Post
Topic
Board Announcements (Altcoins)
Re: NXT :: descendant of Bitcoin - Updated Information
by
opticalcarrier
on 27/01/2014, 00:31:25 UTC
The more NXT someone has, the more right he has to decide. It's natural. Someone with 50% ownership on a company has a 50% right to decide something..

It's so easy. So why do you fighting over this so much?
I agree too, but this is only under the assumption that large stakeholders will always do things in the best interest of the currency's growth and health. However, I am sure at some point there could be large NXT stakeholders that would vote for something just not acceptable by a majority of the community and it would be interesting to see how that would play out in the actual decision making process.
Well, they are the majority. So let it be.

They're not the majority. That's the point here.
They are. If you have 50$ and the other guy 1$ then you have the majority of wealth. So you are should be allowed to say more.

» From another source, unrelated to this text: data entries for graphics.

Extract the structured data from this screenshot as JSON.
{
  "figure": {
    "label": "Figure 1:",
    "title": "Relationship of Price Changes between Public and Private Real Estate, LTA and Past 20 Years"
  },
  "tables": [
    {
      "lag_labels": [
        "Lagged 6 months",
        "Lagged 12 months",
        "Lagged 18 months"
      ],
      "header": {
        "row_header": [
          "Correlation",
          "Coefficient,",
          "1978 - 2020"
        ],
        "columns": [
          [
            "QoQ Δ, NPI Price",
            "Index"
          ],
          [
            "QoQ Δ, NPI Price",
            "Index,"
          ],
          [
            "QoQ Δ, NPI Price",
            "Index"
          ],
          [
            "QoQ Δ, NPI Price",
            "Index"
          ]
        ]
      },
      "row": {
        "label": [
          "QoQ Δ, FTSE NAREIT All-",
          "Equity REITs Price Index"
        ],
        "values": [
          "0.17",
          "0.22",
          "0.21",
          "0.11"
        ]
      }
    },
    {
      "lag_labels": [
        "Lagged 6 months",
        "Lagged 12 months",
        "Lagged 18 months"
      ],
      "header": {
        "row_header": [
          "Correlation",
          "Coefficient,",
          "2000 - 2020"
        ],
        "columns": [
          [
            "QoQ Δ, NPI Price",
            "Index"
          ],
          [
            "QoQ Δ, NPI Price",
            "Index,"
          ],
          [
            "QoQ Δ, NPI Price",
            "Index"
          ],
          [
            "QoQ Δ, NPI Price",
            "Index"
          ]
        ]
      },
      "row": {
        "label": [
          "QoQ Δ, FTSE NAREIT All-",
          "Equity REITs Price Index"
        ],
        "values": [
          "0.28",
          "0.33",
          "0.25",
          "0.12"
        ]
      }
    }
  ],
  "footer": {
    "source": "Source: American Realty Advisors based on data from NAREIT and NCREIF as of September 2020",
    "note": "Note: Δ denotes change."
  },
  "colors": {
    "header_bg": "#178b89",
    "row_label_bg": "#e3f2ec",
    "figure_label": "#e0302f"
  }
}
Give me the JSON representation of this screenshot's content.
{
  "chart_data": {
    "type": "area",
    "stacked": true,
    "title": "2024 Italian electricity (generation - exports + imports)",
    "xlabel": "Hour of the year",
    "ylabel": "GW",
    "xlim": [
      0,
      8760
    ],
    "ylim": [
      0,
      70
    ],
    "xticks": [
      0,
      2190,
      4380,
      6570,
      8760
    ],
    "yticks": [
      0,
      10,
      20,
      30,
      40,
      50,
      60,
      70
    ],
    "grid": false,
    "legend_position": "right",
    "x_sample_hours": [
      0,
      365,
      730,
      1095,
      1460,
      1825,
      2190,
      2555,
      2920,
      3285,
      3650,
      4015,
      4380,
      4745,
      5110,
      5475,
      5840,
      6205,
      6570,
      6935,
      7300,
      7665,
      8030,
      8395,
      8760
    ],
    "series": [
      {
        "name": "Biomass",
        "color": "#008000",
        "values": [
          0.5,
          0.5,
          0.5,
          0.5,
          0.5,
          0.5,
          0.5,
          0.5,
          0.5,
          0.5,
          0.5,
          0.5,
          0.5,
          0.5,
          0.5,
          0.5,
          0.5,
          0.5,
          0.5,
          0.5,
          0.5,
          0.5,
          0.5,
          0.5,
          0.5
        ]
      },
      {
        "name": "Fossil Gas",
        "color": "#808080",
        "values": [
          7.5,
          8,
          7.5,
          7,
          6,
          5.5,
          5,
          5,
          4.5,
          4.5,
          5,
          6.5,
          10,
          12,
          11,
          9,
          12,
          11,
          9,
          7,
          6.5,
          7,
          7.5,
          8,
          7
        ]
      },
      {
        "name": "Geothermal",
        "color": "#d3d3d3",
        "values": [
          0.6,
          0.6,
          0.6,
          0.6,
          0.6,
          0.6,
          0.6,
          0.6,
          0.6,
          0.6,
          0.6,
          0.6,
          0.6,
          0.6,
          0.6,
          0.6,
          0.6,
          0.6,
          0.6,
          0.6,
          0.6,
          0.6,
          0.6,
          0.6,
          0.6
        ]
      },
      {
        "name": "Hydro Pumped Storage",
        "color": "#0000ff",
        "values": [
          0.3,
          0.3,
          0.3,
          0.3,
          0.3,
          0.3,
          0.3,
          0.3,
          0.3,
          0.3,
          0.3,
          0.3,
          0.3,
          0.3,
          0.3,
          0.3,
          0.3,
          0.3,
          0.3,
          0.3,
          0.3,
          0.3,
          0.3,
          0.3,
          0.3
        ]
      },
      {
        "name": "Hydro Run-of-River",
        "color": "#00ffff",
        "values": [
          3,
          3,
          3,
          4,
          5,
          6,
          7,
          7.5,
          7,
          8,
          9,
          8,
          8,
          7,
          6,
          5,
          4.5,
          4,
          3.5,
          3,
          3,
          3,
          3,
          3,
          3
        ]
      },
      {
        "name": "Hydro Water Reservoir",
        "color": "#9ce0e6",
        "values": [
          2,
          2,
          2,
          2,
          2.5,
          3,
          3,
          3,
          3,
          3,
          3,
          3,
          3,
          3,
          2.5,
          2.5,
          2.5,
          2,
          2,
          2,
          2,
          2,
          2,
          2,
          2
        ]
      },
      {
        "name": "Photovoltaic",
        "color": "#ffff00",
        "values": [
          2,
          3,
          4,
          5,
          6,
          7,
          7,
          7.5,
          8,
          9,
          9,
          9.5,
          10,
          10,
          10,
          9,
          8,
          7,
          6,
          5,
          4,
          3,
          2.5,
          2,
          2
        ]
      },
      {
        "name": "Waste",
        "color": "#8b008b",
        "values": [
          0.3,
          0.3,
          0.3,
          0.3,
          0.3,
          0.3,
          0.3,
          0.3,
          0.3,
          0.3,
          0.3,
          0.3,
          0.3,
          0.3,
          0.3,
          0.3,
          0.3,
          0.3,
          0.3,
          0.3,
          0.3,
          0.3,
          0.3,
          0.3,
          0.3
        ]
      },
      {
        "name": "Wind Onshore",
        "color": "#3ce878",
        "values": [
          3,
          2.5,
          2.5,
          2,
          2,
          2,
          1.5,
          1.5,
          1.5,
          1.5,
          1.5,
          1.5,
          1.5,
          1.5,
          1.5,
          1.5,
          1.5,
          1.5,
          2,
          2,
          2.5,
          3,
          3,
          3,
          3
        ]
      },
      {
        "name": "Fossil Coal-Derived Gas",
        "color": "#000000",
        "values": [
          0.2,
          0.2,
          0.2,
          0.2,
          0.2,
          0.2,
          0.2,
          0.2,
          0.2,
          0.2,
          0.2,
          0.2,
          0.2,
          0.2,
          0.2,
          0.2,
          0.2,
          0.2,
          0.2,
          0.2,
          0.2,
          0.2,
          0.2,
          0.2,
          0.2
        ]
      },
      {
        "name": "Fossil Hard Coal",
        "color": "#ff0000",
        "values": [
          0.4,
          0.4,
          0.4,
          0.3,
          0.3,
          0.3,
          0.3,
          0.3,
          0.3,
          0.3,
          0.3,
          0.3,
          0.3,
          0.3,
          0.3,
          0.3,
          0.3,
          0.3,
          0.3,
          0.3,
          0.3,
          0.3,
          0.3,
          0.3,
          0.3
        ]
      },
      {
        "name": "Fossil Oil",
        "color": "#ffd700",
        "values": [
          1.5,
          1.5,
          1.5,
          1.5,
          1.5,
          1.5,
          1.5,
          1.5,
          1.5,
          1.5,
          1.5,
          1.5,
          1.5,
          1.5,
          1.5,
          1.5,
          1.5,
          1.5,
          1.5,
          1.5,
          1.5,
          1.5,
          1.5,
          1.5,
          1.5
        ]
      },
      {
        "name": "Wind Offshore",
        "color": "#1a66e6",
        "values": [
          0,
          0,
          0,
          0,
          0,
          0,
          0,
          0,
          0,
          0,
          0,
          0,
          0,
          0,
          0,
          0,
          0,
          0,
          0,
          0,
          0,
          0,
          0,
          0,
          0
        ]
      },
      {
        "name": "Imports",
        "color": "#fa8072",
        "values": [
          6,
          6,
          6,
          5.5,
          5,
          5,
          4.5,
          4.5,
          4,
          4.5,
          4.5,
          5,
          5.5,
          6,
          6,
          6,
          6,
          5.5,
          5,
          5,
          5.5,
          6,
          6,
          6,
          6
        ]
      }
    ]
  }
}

Fortunately, our democratic systems do not work this way (not yet, I fear).

You should be allowed to say more if you spend more of you wealth:
Say, if you spend 1/10 of your wealth it's more than if somebody spend 1/10000 of theirs. It appears it's not so important to them.

NXT is an economic ecosystem, not a state. In PoS 1 NXT is equivalent to 1 person (like SSN, birth certificate, or whatever) because this is the only way to truly account for the validity of each NXT, so 1 NXT = 1 Vote. All other methods will be gamed by the rich to make the poor poorer. For example, using 1 account = 1 Vote, a large stakeholder can create 10k accounts easily, while a small stakeholder will go broke doing it. No matter what you do, the rich can always afford more accounts than the poor can. Thus voting on an account basis is unrealistic.

I think a good analogy would be (within the NXT ecosystem), 1 NXT = 1 Person, Account Owner = Representative. So if you own 10k NXT, you are their representative and represent their "views", but you cannot speak for all the NXTs under other representatives.

A larger holders vote should have weight proportional to their stake, but they should also pay a proportional fee to their total stake. That could be a significant cost, preventing impulsive, foolish or uneducated voting. It is the stake holders responsibility to vote in a responsible and educated manner. It is those who are pushing the changes (or dissenters) to make sure they are educated on what is being changed and why it is important/needs to be done. I can't see how anything else matters or why all these complicated, gameable voting systems are even being brought up.

not saying you are wrong but i just wanted to point out that a large stake holder already has a strong incentive not to make a bad decision. if he does it will lower the value of his stake.

i have stayed out of all the VS stuff until now voting on stuff really concerns me.  unless tere is something to prevent someone from making a vote to steal money from someone, or something along those lines, it shouldnt be done at all.

IMO the best way with voting is to make the fee for the vote proportional to the stake.